Elastoplastic update

Given ψ, we solve the elastoplastic problem using the radial return algorithm of ref. ³⁷, which enables both the update of the displacement field and the plastic variables. We modify the radial return algorithm following ref. ⁵⁶ to ensure that \(\det ({\hat{{{{\bf{b}}}}}}_{{{{\rm{e}}}}})=1\). As shown in ref. ⁵⁶, preserving the condition \(\det ({\hat{{{{\bf{b}}}}}}_{{{{\rm{e}}}}})=1\) is important for predicting the correct evolution of the elastic energy during plastic flow.

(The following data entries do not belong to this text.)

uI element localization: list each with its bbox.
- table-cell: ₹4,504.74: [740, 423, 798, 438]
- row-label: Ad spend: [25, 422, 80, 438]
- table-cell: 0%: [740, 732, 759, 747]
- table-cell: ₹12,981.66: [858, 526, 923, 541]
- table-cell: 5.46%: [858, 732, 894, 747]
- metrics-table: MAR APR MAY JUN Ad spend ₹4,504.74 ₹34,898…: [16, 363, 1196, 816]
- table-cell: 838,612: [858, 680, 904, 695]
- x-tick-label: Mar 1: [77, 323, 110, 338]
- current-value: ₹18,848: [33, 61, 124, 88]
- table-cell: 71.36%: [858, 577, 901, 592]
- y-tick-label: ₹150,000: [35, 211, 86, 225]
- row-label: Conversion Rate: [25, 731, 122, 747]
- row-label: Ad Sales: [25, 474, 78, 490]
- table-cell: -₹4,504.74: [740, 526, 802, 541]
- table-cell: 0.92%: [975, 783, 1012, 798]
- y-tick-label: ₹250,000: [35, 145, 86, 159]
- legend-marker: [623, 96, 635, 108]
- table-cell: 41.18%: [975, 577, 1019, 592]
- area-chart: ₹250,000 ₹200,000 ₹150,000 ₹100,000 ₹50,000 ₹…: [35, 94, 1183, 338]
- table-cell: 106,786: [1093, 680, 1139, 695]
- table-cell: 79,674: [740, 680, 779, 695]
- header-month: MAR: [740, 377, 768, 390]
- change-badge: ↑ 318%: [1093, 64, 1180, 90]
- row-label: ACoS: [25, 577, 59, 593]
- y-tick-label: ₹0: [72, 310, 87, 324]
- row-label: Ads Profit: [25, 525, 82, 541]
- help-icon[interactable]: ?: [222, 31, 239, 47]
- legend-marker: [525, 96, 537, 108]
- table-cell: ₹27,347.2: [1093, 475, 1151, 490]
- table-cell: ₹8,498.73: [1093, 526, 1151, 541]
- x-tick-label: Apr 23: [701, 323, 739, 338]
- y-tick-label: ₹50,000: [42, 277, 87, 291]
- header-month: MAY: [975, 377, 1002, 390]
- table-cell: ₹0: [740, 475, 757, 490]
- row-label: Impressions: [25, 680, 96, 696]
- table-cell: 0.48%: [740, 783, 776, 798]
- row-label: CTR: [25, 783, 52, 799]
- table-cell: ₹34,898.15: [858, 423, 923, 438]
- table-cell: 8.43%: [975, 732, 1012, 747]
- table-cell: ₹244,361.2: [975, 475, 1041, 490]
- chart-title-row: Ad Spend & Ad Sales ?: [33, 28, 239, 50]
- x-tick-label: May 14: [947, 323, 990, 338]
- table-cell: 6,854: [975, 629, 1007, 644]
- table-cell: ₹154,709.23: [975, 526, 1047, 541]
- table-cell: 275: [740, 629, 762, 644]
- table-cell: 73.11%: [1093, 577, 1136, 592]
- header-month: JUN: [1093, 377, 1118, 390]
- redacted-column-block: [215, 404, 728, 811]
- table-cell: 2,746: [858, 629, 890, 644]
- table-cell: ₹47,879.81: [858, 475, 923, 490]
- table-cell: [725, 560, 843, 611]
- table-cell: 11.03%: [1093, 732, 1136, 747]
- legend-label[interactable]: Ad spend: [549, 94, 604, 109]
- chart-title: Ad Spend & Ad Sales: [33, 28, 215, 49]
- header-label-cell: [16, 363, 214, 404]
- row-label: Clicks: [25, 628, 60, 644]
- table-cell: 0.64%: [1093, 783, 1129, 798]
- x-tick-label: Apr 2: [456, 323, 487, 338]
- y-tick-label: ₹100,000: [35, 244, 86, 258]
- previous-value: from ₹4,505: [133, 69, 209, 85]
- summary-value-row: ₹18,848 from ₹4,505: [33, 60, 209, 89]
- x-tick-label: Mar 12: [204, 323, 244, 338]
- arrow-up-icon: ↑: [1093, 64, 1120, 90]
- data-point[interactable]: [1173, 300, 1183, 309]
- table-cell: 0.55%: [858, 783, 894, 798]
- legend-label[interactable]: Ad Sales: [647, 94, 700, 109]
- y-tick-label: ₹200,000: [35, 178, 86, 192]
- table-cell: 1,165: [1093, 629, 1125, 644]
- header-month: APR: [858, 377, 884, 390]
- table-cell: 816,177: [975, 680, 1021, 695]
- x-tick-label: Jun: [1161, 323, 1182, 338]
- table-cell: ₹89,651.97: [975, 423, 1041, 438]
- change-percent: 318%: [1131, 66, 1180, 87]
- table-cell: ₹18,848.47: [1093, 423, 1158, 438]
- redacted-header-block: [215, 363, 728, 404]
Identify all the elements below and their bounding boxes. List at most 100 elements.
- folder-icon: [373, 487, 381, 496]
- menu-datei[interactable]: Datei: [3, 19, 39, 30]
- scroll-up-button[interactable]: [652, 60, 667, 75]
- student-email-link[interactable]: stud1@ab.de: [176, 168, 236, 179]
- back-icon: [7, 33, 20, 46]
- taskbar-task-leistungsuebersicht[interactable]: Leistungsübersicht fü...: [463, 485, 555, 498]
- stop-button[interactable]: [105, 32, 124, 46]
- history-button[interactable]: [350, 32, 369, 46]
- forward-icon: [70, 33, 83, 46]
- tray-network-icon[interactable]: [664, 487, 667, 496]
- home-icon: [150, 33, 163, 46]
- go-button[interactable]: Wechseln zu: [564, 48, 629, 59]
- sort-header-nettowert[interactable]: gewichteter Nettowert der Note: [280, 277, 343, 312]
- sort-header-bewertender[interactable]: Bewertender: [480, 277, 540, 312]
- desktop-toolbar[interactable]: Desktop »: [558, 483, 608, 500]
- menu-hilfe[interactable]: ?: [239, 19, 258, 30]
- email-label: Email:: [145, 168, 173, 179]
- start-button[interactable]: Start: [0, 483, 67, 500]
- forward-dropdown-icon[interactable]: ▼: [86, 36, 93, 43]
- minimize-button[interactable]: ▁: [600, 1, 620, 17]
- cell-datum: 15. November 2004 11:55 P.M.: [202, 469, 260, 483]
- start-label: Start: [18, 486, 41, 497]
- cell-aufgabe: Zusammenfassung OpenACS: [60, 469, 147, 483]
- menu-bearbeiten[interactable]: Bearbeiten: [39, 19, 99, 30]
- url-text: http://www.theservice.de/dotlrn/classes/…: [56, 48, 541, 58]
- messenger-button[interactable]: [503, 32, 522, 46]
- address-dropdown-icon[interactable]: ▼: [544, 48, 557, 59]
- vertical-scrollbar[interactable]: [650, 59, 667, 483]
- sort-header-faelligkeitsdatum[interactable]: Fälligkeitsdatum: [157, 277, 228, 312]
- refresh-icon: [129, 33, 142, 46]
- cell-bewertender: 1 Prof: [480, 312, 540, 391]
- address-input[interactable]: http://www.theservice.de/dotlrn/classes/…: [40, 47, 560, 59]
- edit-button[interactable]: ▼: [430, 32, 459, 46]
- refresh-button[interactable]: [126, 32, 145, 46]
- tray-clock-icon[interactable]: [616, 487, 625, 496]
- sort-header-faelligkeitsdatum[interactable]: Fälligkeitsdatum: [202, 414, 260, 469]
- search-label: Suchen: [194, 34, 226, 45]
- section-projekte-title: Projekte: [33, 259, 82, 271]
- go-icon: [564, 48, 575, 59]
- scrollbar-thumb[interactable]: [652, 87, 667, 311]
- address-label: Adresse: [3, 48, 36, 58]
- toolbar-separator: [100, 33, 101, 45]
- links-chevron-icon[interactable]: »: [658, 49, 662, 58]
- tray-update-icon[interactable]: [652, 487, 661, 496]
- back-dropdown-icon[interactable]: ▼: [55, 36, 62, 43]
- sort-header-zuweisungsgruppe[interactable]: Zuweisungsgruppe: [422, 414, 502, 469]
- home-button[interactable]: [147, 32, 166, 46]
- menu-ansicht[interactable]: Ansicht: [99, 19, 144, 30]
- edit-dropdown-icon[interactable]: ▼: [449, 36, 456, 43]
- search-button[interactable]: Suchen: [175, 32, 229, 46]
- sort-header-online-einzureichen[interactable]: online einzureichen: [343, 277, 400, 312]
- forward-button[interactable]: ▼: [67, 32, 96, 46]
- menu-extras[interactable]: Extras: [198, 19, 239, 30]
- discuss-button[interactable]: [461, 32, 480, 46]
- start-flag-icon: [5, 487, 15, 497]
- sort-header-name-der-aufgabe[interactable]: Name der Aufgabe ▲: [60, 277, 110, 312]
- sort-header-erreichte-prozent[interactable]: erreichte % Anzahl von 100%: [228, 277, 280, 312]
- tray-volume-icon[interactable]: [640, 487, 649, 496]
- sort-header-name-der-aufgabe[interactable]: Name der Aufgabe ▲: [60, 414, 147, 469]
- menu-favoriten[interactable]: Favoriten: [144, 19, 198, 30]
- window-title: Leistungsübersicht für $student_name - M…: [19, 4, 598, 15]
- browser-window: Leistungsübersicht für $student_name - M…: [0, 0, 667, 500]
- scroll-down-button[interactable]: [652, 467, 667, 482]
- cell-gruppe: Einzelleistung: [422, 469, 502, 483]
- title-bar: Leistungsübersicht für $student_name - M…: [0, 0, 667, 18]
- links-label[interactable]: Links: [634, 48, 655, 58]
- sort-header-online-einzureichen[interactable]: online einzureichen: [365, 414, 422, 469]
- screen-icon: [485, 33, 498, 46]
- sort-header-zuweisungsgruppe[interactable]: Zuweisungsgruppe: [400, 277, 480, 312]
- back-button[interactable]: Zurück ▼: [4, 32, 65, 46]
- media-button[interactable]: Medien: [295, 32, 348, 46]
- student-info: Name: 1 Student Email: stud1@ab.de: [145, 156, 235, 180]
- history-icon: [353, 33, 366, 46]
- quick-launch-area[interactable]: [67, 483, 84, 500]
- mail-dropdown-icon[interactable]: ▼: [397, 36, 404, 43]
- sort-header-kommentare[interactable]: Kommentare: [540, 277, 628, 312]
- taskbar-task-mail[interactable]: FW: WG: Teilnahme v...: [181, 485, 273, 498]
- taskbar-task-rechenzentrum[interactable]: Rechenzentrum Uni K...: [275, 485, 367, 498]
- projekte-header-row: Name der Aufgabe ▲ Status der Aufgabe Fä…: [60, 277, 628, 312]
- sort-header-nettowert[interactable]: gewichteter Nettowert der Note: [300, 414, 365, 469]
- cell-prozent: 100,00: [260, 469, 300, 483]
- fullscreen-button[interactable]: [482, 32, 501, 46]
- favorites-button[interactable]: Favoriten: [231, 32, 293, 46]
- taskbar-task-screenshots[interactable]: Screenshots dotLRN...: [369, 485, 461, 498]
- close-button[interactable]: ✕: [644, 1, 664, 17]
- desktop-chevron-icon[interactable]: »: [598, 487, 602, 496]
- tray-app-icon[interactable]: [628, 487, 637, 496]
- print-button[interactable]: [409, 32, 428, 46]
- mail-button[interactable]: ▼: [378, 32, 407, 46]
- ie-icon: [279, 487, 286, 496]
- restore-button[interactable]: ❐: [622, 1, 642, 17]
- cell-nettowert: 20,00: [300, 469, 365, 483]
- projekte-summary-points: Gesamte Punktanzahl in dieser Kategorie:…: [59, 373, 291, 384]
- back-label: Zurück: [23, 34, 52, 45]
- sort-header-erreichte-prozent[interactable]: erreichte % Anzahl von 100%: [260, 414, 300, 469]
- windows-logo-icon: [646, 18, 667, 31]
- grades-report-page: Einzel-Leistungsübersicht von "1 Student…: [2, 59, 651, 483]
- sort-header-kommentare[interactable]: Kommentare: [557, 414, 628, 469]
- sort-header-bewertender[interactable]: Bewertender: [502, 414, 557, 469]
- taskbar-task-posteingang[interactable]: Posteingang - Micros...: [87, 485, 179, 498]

Initializing the simulations

We desire our simulations to begin with ψ = 1 on the boundary of the domain. This situation corresponds to uniform lithium invasion across the entire surface of the particle. Starting simulations with this condition imposed presents two problems. The large volume change means that the correct deformed state is sufficiently far from the reference configuration, which precludes solving the elastoplasticity equations. Hence, we increment ψ from 0 to 1 on the boundary. However, with the forcing potential, ψ will propagate inward, even before reaching 1 on the boundary. Our solution to this problem is to begin the simulations by imposing a negative forcing amplitude (here, flipping the sign of Δ) and slowly (i.e., over the interval [0, 10τ_ψ]) raising ψ from 0 to 1 on the external boundaries. The negative forcing amplitude prevents the phase transition from propagating into the domain, thereby yielding a thin boundary layer of phase-transformed material. From this state, we apply a positive forcing amplitude, and we let the simulations proceed.

Boundary conditions

For shapes with octahedral symmetry, we simulated only a single octant. Mirror boundary conditions were imposed on the three symmetry planes. The choice of such boundary conditions precluded the possible appearance of symmetry-breaking modes during non-linear elastoplastic deformation and during fracture. Further study is required to see if asymmetric modes exist. Referring to Fig. 1, setting the origin of our coordinate system to be the center of the bounding spheres, for the low-genus particle, we held fixed the patch of boundary triangles with y₀/R < −0.91 (all of which belonged to a single bulbous protrusion). To ensure the choice of grip did not impact results away from the Dirichlet boundary, we also considered a specimen with z₀/R > 0.96 fixed and found the results to be nearly identical. Meanwhile, for the high-genus particle, we held fixed those triangles with z₀/R > 0.91.

Model parameters

We used the same material parameters as in ref. ¹⁴, which were comparable to experimentally measured values of silicon and germanium (e.g. refs. ^13,62). The unlithiated and lithiated elastic moduli were (κ_u, μ_u) = (108 GPa, 50 GPa) and (κ_l, μ_l) = (10.8 GPa, 5GPa), respectively. The plasticity parameters were σ_Y = 0.5 GPa and K = 0.05 GPa. It was shown in ref. ¹⁴ that the isotropic hardening modulus K had little impact on the final results. To ensure 300% volume expansion during lithiation, we set β = 0.44. For the phase transformation, we took the driving force Δ = 15/16 to minimize interface curvature effects, while the diffusion width w_ψ was set equal to the mesh size of our simulations. In all specimens, the mesh size h was selected as R/h = 40.